JPMorgan Chase’s chief executive Jamie Dimon undergoes emergency heart surgery
- Dimon felt chest pain before work Thursday and went to a hospital, checking himself in, according to a person with direct knowledge of the matter
- He was diagnosed with acute aortic dissection, a serious condition involving a tear in the large blood vessel branching off the heart
JPMorgan Chase Chief Executive Officer Jamie Dimon underwent emergency heart surgery, temporarily handing control of the largest US bank to his lieutenants just as a potential pandemic rattles the global financial system.
Dimon felt chest pain before work Thursday and went to a hospital, checking himself in, according to a person with direct knowledge of the matter. It may have saved his life: He was diagnosed with acute aortic dissection, a serious condition involving a tear in the large blood vessel branching off the heart.
“It was caught early and the surgery was successful,” the bank said in a statement. “He is awake, alert and recovering well.” It placed co-Presidents Daniel Pinto and Gordon Smith in charge during his recuperation.
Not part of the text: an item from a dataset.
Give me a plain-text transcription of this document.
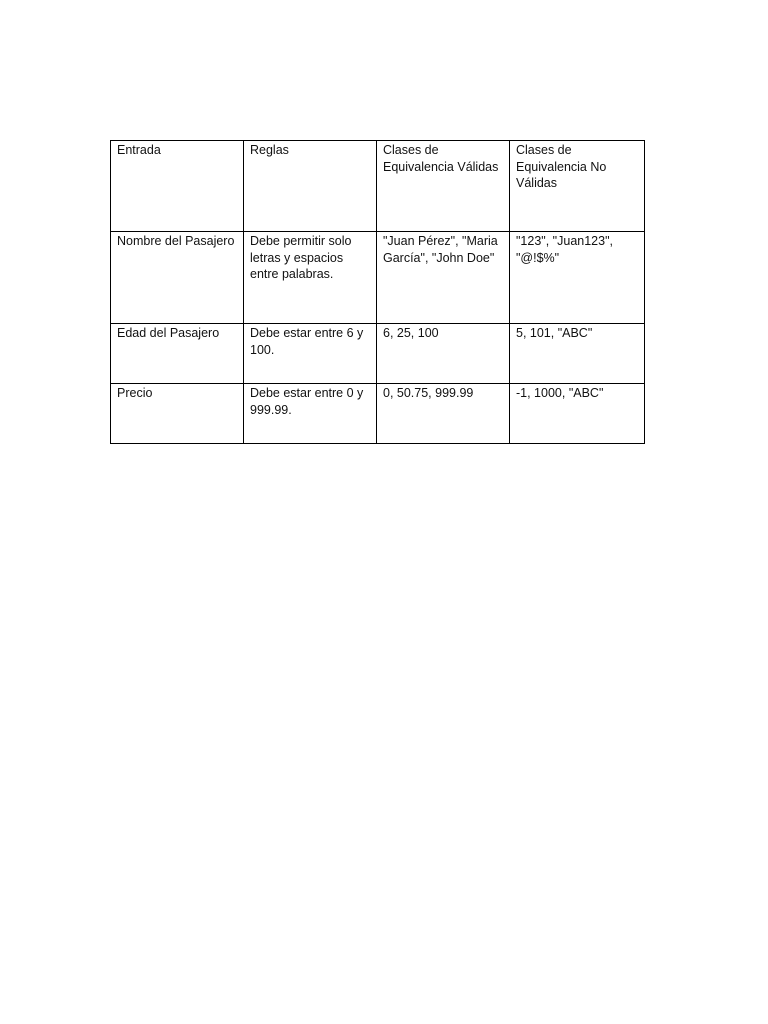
Entrada	Reglas	Clases de Equivalencia Válidas	Clases de Equivalencia No Válidas
Nombre del Pasajero	Debe permitir solo letras y espacios entre palabras.	"Juan Pérez", "Maria García", "John Doe"	"123", "Juan123", "@!$%"
Edad del Pasajero	Debe estar entre 6 y 100.	6, 25, 100	5, 101, "ABC"
Precio	Debe estar entre 0 y 999.99.	0, 50.75, 999.99	-1, 1000, "ABC"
Dimon, 63, is the most prominent executive in global banking, serving as a spokesman for the industry and leading a juggernaut of both Wall Street and consumer lending. At the helm for almost 15 years, he’s the only leader left who steered a major US bank through the financial crisis, and his firm just set a profit record for the nation’s lenders. He also serves as chairman and has frequently joked for most of a decade that he plans to keep running the company for five more years.
The surgery comes at a particularly turbulent time for the biggest banks. JPMorgan said this week it was halting most business travel because of the spread of coronavirus, and it enacted continuity plans that send some traders to backup offices. The bank’s stock slipped more than 1 per cent in late trading as of 7:52pm in New York.
Recovery times from the surgery can vary, but it typically takes at least a month, including a week in hospital, according to Johns Hopkins Medicine.